Social media is amazingly useful, if you let it be. For instance, an organization I follow on Twitter follows another organization on Twitter (USCPR follows Haymarket Books), and for that reason I find out on this day in 1867 Das Kapital was first published.

Some people I know have read, by assignment or interest, nearly the entire Marx-Engel reader, 2nd Edition, edited by Robert Tucker ( (C) 1978 ). I confess I have merely read parts of it, despite plans to do otherwise.

I’m not going to take space on the internet reviewing Marx’s mathematical equations of produce plus capital. Before I get into a long quote I want to point out his M–C–M where “M” equals money and “C” equals a an exchange of money (selling or buying).

A capitalist, Marx said – and he remains correct – looks for the expansion of value.

The expansion of value, which is the objective basis or main-spring of the circulation M–C–M, becomes [the capitalists’] subjective aim, and it is only in so far as the appropriation of ever more and more wealth in abstract becomes the sole motive of his operations. … The restless never-ending process of profit-making is what he aims at. This boundless greed after riches, this passionate chase after exchange-value, is common to the capitalist.

(p 334, paperback edition of Marx-Engel Reader by Tucker)

While that is equally the aim of the miser, Marx says, the difference is that the miser saves his money, while the capitalist looks to throw more and more money into the system, so that (s)he can have more capital.

Marx moves on to many things, but let’s look at the labor process.

The labour process, turned into the process by which the capitalist consumes labour-power, exhibits two characteristic phenomena. First, the labourer works under the control of the capitalist to who his labour belongs; the capitalist taking good care that the work is done in a proper manner, and the the means of production are used with intelligence, so that there are no unnecessary waste of raw material, and no wear and tear of the implements beyond what is necessarily caused by the work.

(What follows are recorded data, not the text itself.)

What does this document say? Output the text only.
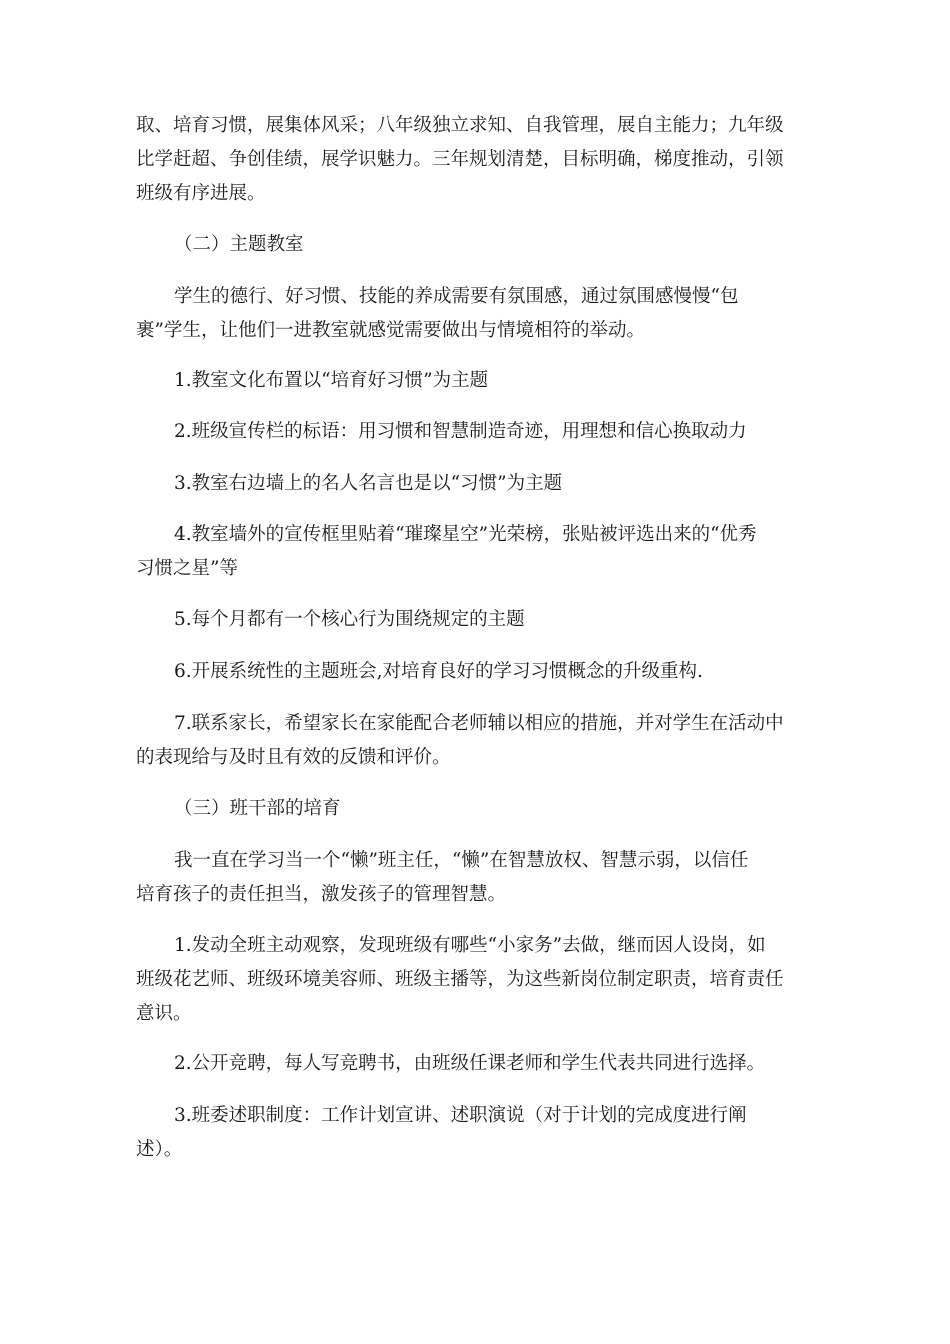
取、培育习惯，展集体风采；八年级独立求知、自我管理，展自主能力；九年级
比学赶超、争创佳绩，展学识魅力。三年规划清楚，目标明确，梯度推动，引领
班级有序进展。
（二）主题教室
学生的德行、好习惯、技能的养成需要有氛围感，通过氛围感慢慢“包
裹”学生，让他们一进教室就感觉需要做出与情境相符的举动。
1.教室文化布置以“培育好习惯”为主题
2.班级宣传栏的标语：用习惯和智慧制造奇迹，用理想和信心换取动力
3.教室右边墙上的名人名言也是以“习惯”为主题
4.教室墙外的宣传框里贴着“璀璨星空”光荣榜，张贴被评选出来的“优秀
习惯之星”等
5.每个月都有一个核心行为围绕规定的主题
6.开展系统性的主题班会,对培育良好的学习习惯概念的升级重构.
7.联系家长，希望家长在家能配合老师辅以相应的措施，并对学生在活动中
的表现给与及时且有效的反馈和评价。
（三）班干部的培育
我一直在学习当一个“懒”班主任，“懒”在智慧放权、智慧示弱，以信任
培育孩子的责任担当，激发孩子的管理智慧。
1.发动全班主动观察，发现班级有哪些“小家务”去做，继而因人设岗，如
班级花艺师、班级环境美容师、班级主播等，为这些新岗位制定职责，培育责任
意识。
2.公开竞聘，每人写竞聘书，由班级任课老师和学生代表共同进行选择。
3.班委述职制度：工作计划宣讲、述职演说（对于计划的完成度进行阐
述）。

Secondly, the product is the property of the capitalist and not that of the labourer. …

(p. 350

I’ll skip part of that paragraph that talks about horses and use value, and commerce. The paragraph, about the product belong to the capitalist and not the person who did the labor, says just as importantly that ” the labour- process is a process between things that the capitalist has already purchased” including the price of labor.

The capitalist is always looking to expand his capital and he looks to do this through the labor of other people, who works under the capitalist and who has no claim to the product of their labor under this system.

Along with the “constantly diminishing numbers of magnates of capital, who usurp and monopolise all advantages of this process” of the transformation of capitalism, Marx concluded, “grows the mass of misery, oppression, slavery, degradation, exploitation; but with this too grows the revolt of the working-class ; a class always increasing in numbers, and disciplined, united, organized by the very mechanism of of the process of capitalist production itself.” Then, in the end the “centralization of the means of production and socialization of labour at last reach a point where they become incompatible” with the capitalist system. This layer of capitalism “is burst asunder. The knell of capitalist private property sounds.”

Say what you will about private property. Marx is not wrong that capitalism leads to an increasing number of members of the working, class, and the capitalism system, as it increases, leads to the growth of “misery, oppression, slavery, degradation, exploitation”. We might also being seeing the “revolt of the working class” against the system based merely on capital. It is apparent that as the capitalist reaches for ever more capital, the level of oppression and exploitation increase, and therefore the level of revolt against the capital system increases in volume.